Iran-backed armed groups have exchanged fire with US-led coalition forces in eastern Syria, a war monitor said on Monday, after deadly US air strikes on the groups in Iraq and Syria the previous night.

Coalition spokesman Colonel Wayne Marotto said US troops were attacked by multiple rockets and suffered no casualties. He said US forces “conducted counter-battery artillery fire at rocket launching positions”.

The Syrian Observatory for Human Rights said Iran-backed armed groups fired several shells at a US base in eastern Syria’s Al-Omar oil field, causing damage but no casualties. Al Jazeera could not independently verify that information.

Syrian state news agency SANA said “missiles … targeted a military base of the US occupation forces in the Al-Omar oil field”, without citing who was responsible.

Iran-backed armed groups had earlier promised to retaliate after the US launched several air raids on the groups in Iraq and Syria on Sunday.

Syria decries ‘violation’

The US military said the air strikes on Sunday targeted operational and weapons storage facilities at two locations in Syria and one location in Iraq in response to drone attacks against US personnel and facilities in Iraq.

On Monday, the US defended the strikes on the armed groups, saying the attacks were designed to limit the risk of escalation.

Iraq’s government, wary of getting dragged into a US-Iran conflict, condemned the raids on its territory and said it would “study all legal options” to prevent such action being repeated.

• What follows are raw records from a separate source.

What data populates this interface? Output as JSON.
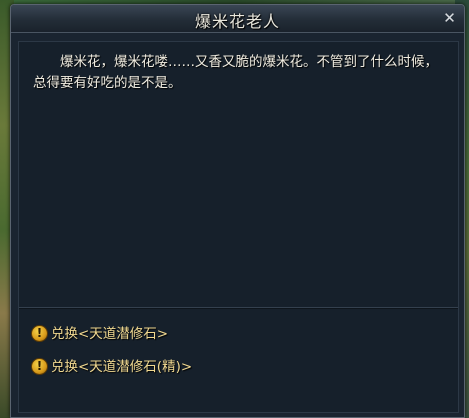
{
  "dialog": {
    "title": "爆米花老人",
    "close_glyph": "✕",
    "description": "爆米花，爆米花喽……又香又脆的爆米花。不管到了什么时候，总得要有好吃的是不是。"
  },
  "options": [
    {
      "icon": "quest-exclamation-icon",
      "icon_glyph": "!",
      "label": "兑换<天道潜修石>"
    },
    {
      "icon": "quest-exclamation-icon",
      "icon_glyph": "!",
      "label": "兑换<天道潜修石(精)>"
    }
  ],
  "colors": {
    "panel_bg": "#16202b",
    "text": "#f0ece0",
    "option_text": "#f0d890",
    "icon_gold": "#d89a1a"
  }
}
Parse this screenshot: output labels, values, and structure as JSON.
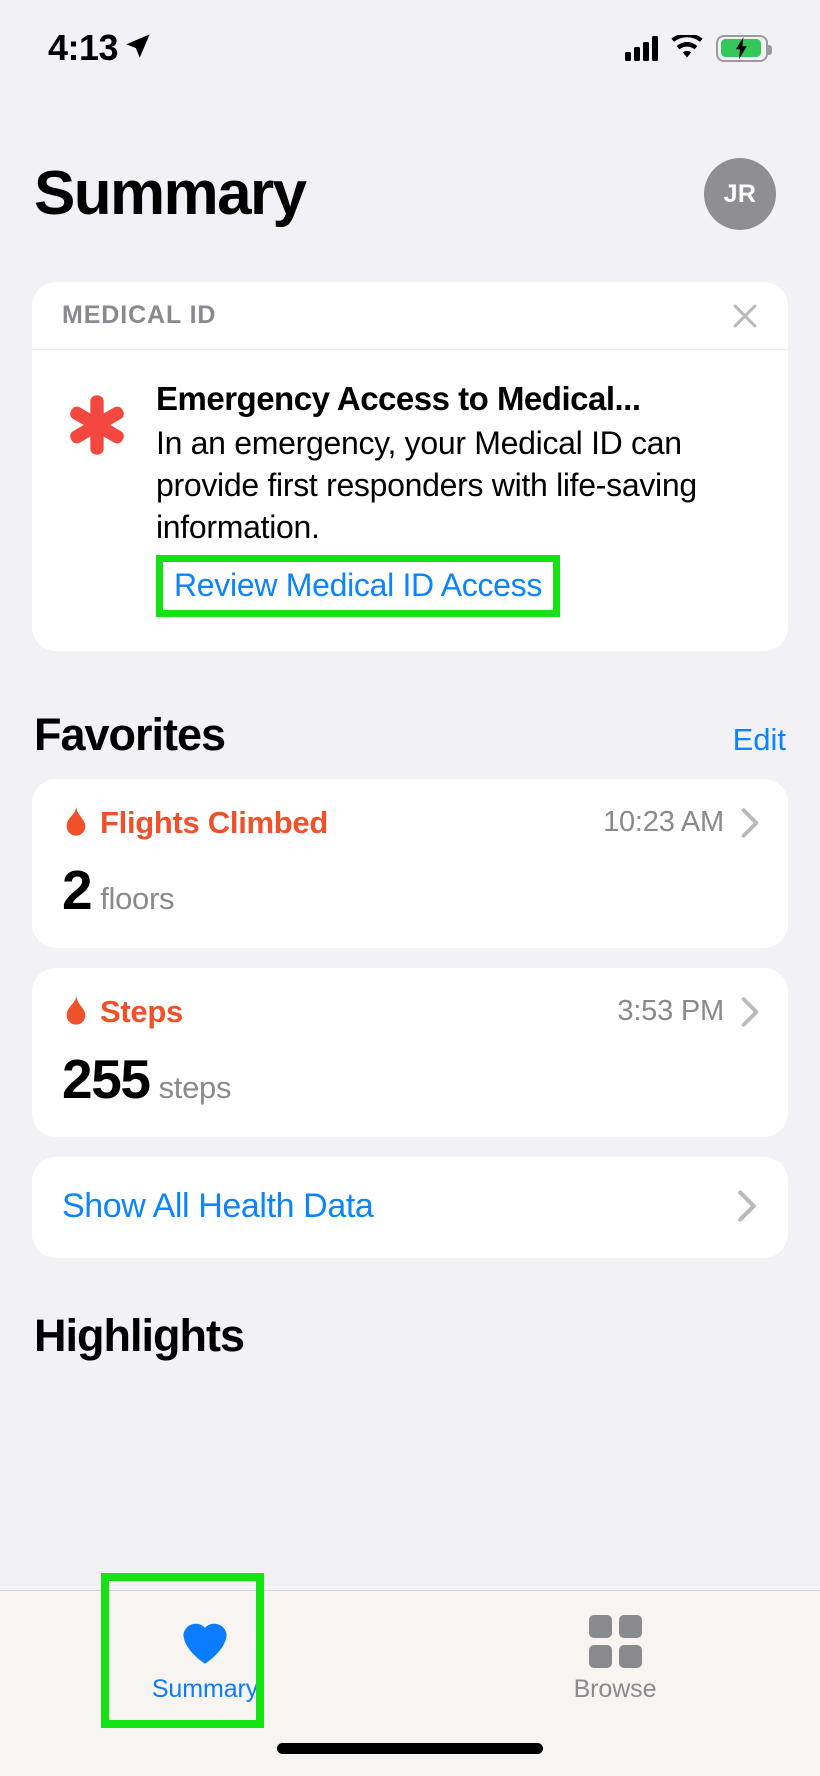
{
  "status_bar": {
    "time": "4:13",
    "location_icon": "location-arrow-icon",
    "signal_icon": "cellular-signal-icon",
    "wifi_icon": "wifi-icon",
    "battery_icon": "battery-charging-icon",
    "battery_color": "#34c759"
  },
  "header": {
    "title": "Summary",
    "avatar_initials": "JR"
  },
  "medical_id_card": {
    "section_label": "MEDICAL ID",
    "close_icon": "close-icon",
    "star_icon": "medical-star-icon",
    "star_color": "#f4473f",
    "title": "Emergency Access to Medical...",
    "description": "In an emergency, your Medical ID can provide first responders with life-saving information.",
    "link_label": "Review Medical ID Access",
    "link_color": "#0a84ff",
    "highlight_color": "#13e313"
  },
  "favorites": {
    "title": "Favorites",
    "edit_label": "Edit",
    "accent_color": "#f1512a",
    "items": [
      {
        "icon": "flame-icon",
        "name": "Flights Climbed",
        "time": "10:23 AM",
        "value": "2",
        "unit": "floors",
        "chevron": "chevron-right-icon"
      },
      {
        "icon": "flame-icon",
        "name": "Steps",
        "time": "3:53 PM",
        "value": "255",
        "unit": "steps",
        "chevron": "chevron-right-icon"
      }
    ],
    "show_all_label": "Show All Health Data",
    "show_all_chevron": "chevron-right-icon"
  },
  "highlights": {
    "title": "Highlights"
  },
  "tab_bar": {
    "tabs": [
      {
        "label": "Summary",
        "icon": "heart-icon",
        "active": true
      },
      {
        "label": "Browse",
        "icon": "grid-icon",
        "active": false
      }
    ],
    "active_color": "#0a7cff",
    "inactive_color": "#8a8a8e",
    "highlight_color": "#13e313"
  }
}
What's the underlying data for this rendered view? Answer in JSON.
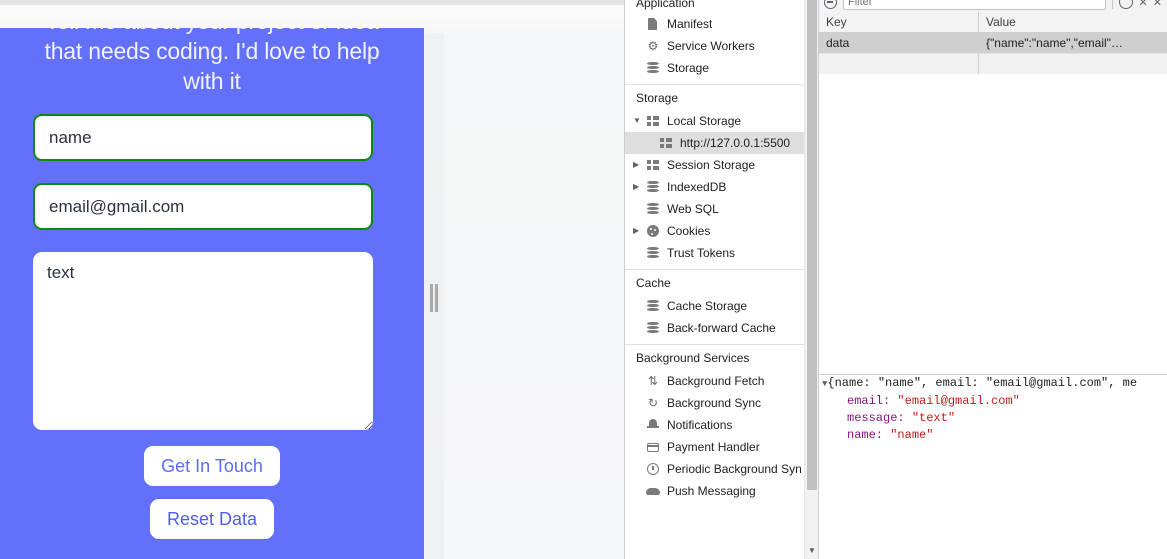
{
  "page": {
    "form": {
      "heading_clipped_line": "Tell me about your project or idea",
      "heading_line2": "that needs coding. I'd love to help",
      "heading_line3": "with it",
      "name_value": "name",
      "name_placeholder": "name",
      "email_value": "email@gmail.com",
      "email_placeholder": "email@gmail.com",
      "message_value": "text",
      "message_placeholder": "text",
      "submit_label": "Get In Touch",
      "reset_label": "Reset Data",
      "accent_background": "#6270fa",
      "input_border_color": "#0a8a12",
      "button_text_color": "#5b6cf5"
    }
  },
  "devtools": {
    "sidebar": {
      "groups": [
        {
          "title": "Application",
          "items": [
            {
              "label": "Manifest",
              "icon": "document-icon",
              "arrow": "",
              "indent": false,
              "selected": false
            },
            {
              "label": "Service Workers",
              "icon": "gear-icon",
              "arrow": "",
              "indent": false,
              "selected": false
            },
            {
              "label": "Storage",
              "icon": "database-icon",
              "arrow": "",
              "indent": false,
              "selected": false
            }
          ]
        },
        {
          "title": "Storage",
          "items": [
            {
              "label": "Local Storage",
              "icon": "grid-icon",
              "arrow": "▼",
              "indent": false,
              "selected": false
            },
            {
              "label": "http://127.0.0.1:5500",
              "icon": "grid-icon",
              "arrow": "",
              "indent": true,
              "selected": true
            },
            {
              "label": "Session Storage",
              "icon": "grid-icon",
              "arrow": "▶",
              "indent": false,
              "selected": false
            },
            {
              "label": "IndexedDB",
              "icon": "database-icon",
              "arrow": "▶",
              "indent": false,
              "selected": false
            },
            {
              "label": "Web SQL",
              "icon": "database-icon",
              "arrow": "",
              "indent": false,
              "selected": false
            },
            {
              "label": "Cookies",
              "icon": "cookie-icon",
              "arrow": "▶",
              "indent": false,
              "selected": false
            },
            {
              "label": "Trust Tokens",
              "icon": "database-icon",
              "arrow": "",
              "indent": false,
              "selected": false
            }
          ]
        },
        {
          "title": "Cache",
          "items": [
            {
              "label": "Cache Storage",
              "icon": "database-icon",
              "arrow": "",
              "indent": false,
              "selected": false
            },
            {
              "label": "Back-forward Cache",
              "icon": "database-icon",
              "arrow": "",
              "indent": false,
              "selected": false
            }
          ]
        },
        {
          "title": "Background Services",
          "items": [
            {
              "label": "Background Fetch",
              "icon": "up-down-arrows-icon",
              "arrow": "",
              "indent": false,
              "selected": false
            },
            {
              "label": "Background Sync",
              "icon": "refresh-icon",
              "arrow": "",
              "indent": false,
              "selected": false
            },
            {
              "label": "Notifications",
              "icon": "bell-icon",
              "arrow": "",
              "indent": false,
              "selected": false
            },
            {
              "label": "Payment Handler",
              "icon": "credit-card-icon",
              "arrow": "",
              "indent": false,
              "selected": false
            },
            {
              "label": "Periodic Background Syn",
              "icon": "clock-icon",
              "arrow": "",
              "indent": false,
              "selected": false
            },
            {
              "label": "Push Messaging",
              "icon": "cloud-icon",
              "arrow": "",
              "indent": false,
              "selected": false
            }
          ]
        }
      ],
      "scroll_down_arrow": "▼"
    },
    "toolbar": {
      "filter_placeholder": "Filter",
      "filter_value": "",
      "clear_icon": "clear-circle-icon",
      "refresh_icon": "refresh-circle-icon",
      "xx_label": "✕ ✕"
    },
    "table": {
      "columns": [
        "Key",
        "Value"
      ],
      "rows": [
        {
          "key": "data",
          "value": "{\"name\":\"name\",\"email\"…",
          "selected": true
        }
      ]
    },
    "preview": {
      "toggle_icon": "▼",
      "summary": "{name: \"name\", email: \"email@gmail.com\", me",
      "entries": [
        {
          "key": "email:",
          "value": "\"email@gmail.com\""
        },
        {
          "key": "message:",
          "value": "\"text\""
        },
        {
          "key": "name:",
          "value": "\"name\""
        }
      ],
      "key_color": "#881280",
      "string_color": "#c41a16"
    }
  }
}
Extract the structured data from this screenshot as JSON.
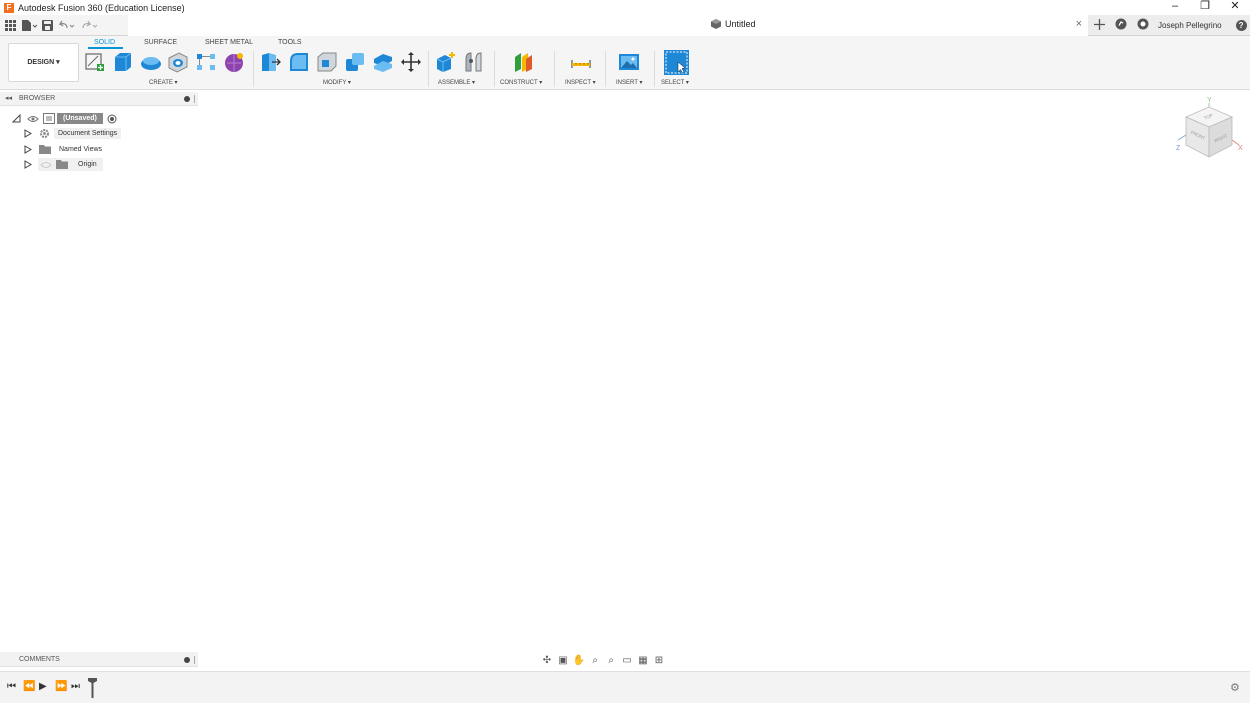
{
  "app": {
    "title": "Autodesk Fusion 360 (Education License)",
    "logo_letter": "F",
    "window_controls": [
      "–",
      "❐",
      "✕"
    ]
  },
  "quick_access": {
    "icons": [
      "apps-grid-icon",
      "file-icon",
      "save-icon",
      "undo-icon",
      "redo-icon"
    ]
  },
  "document": {
    "title": "Untitled",
    "close_glyph": "×"
  },
  "header_right": {
    "user_name": "Joseph Pellegrino",
    "help_glyph": "?"
  },
  "ribbon": {
    "workspace": "DESIGN ▾",
    "tabs": [
      "SOLID",
      "SURFACE",
      "SHEET METAL",
      "TOOLS"
    ],
    "active_tab": "SOLID",
    "groups": [
      "CREATE ▾",
      "MODIFY ▾",
      "ASSEMBLE ▾",
      "CONSTRUCT ▾",
      "INSPECT ▾",
      "INSERT ▾",
      "SELECT ▾"
    ]
  },
  "browser": {
    "title": "BROWSER",
    "root": "(Unsaved)",
    "items": [
      "Document Settings",
      "Named Views",
      "Origin"
    ]
  },
  "comments": {
    "title": "COMMENTS"
  },
  "viewcube": {
    "faces": [
      "TOP",
      "FRONT",
      "RIGHT"
    ],
    "axes": [
      "Y",
      "Z",
      "X"
    ]
  },
  "colors": {
    "accent": "#0696d7",
    "select_blue": "#1e88d6",
    "ribbon_bg": "#f5f5f5"
  }
}
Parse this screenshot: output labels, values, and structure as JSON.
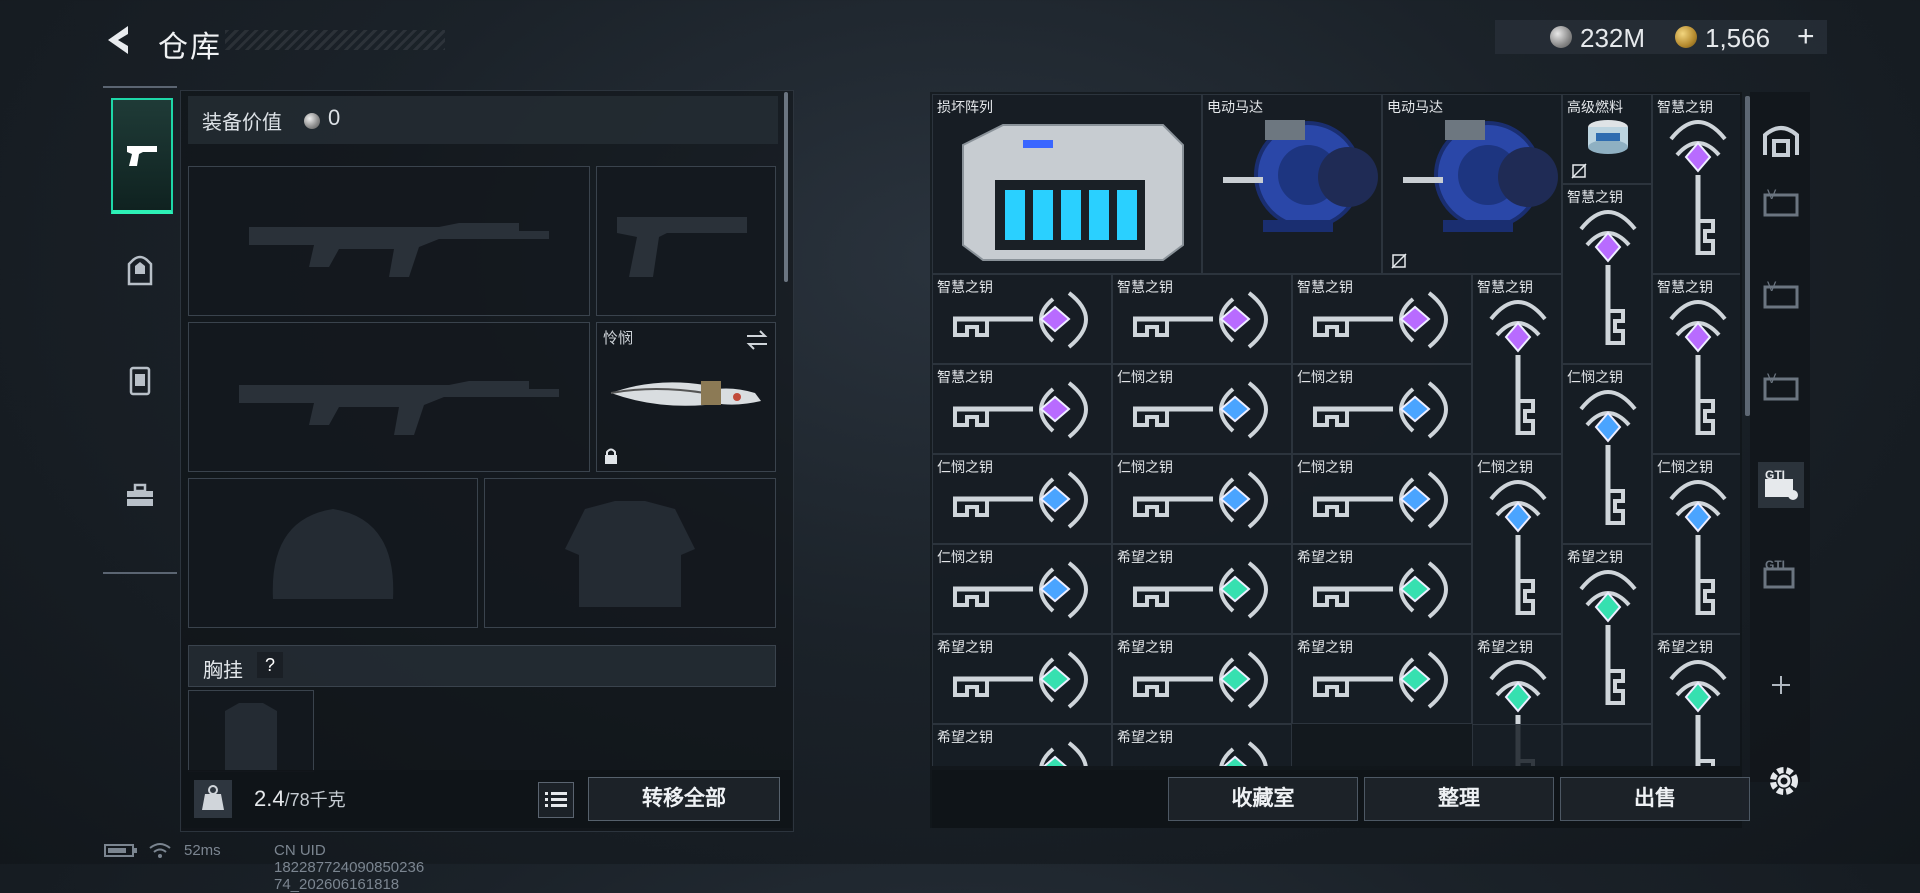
{
  "header": {
    "title": "仓库",
    "back_icon": "back-arrow-icon"
  },
  "currency": {
    "silver": "232M",
    "gold": "1,566",
    "add_label": "+"
  },
  "left_nav": {
    "tabs": [
      "pistol-icon",
      "backpack-icon",
      "armor-icon",
      "toolbox-icon"
    ],
    "selected": "pistol-icon"
  },
  "loadout": {
    "equip_value_label": "装备价值",
    "equip_value": "0",
    "melee_name": "怜悯",
    "chest_rig_label": "胸挂",
    "chest_rig_help": "?"
  },
  "weight": {
    "current": "2.4",
    "max": "/78千克"
  },
  "buttons": {
    "transfer_all": "转移全部",
    "collection": "收藏室",
    "sort": "整理",
    "sell": "出售"
  },
  "storage_items": [
    {
      "name": "损坏阵列"
    },
    {
      "name": "电动马达"
    },
    {
      "name": "电动马达",
      "marked": true
    },
    {
      "name": "高级燃料",
      "marked": true
    },
    {
      "name": "智慧之钥"
    },
    {
      "name": "智慧之钥"
    },
    {
      "name": "智慧之钥"
    },
    {
      "name": "智慧之钥"
    },
    {
      "name": "智慧之钥"
    },
    {
      "name": "智慧之钥"
    },
    {
      "name": "智慧之钥"
    },
    {
      "name": "智慧之钥"
    },
    {
      "name": "仁悯之钥"
    },
    {
      "name": "仁悯之钥"
    },
    {
      "name": "仁悯之钥"
    },
    {
      "name": "仁悯之钥"
    },
    {
      "name": "仁悯之钥"
    },
    {
      "name": "仁悯之钥"
    },
    {
      "name": "仁悯之钥"
    },
    {
      "name": "仁悯之钥"
    },
    {
      "name": "仁悯之钥"
    },
    {
      "name": "希望之钥"
    },
    {
      "name": "希望之钥"
    },
    {
      "name": "希望之钥"
    },
    {
      "name": "希望之钥"
    },
    {
      "name": "希望之钥"
    },
    {
      "name": "希望之钥"
    },
    {
      "name": "希望之钥"
    },
    {
      "name": "希望之钥"
    },
    {
      "name": "希望之钥"
    },
    {
      "name": "希望之钥"
    }
  ],
  "right_tabs": [
    "vault-icon",
    "storage-v1-icon",
    "storage-v2-icon",
    "storage-v3-icon",
    "storage-gti-active-icon",
    "storage-gti-icon",
    "add-storage-icon"
  ],
  "status": {
    "latency": "52ms",
    "uid": "CN UID 182287724090850236 74_202606161818"
  },
  "colors": {
    "accent": "#2df0b6",
    "wisdom_gem": "#b86bff",
    "mercy_gem": "#4aa4ff",
    "hope_gem": "#36e0b0"
  }
}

Syria called the attacks a “flagrant violation of the sanctity of Syrian and Iraqi lands”, Syrian state media said, citing a foreign ministry statement.

Iraqi armed groups aligned with Iran named four members of the Kataib Sayyed al-Shuhada faction they said were killed in the attack on the Syria-Iraq border, and promised to retaliate.

Meanwhile, White House Press Secretary Jen Psaki said the White House notified appropriate members of Congress ahead of the strikes and remains in contact with regional allies.

US Secretary of State Antony Blinken said the strikes were supposed to send a “deterrent message”.

“We took necessary, appropriate, deliberate action that is designed to limit the risk of escalation, but also to send a clear and unambiguous deterrent message,” Blinken told reporters in Rome.

The attacks came at the direction of US President Joe Biden, the second time he has ordered retaliatory attacks against Iran-backed fighters since taking office five months ago. He ordered limited strikes in Syria in February, in response to rocket attacks in Iraq.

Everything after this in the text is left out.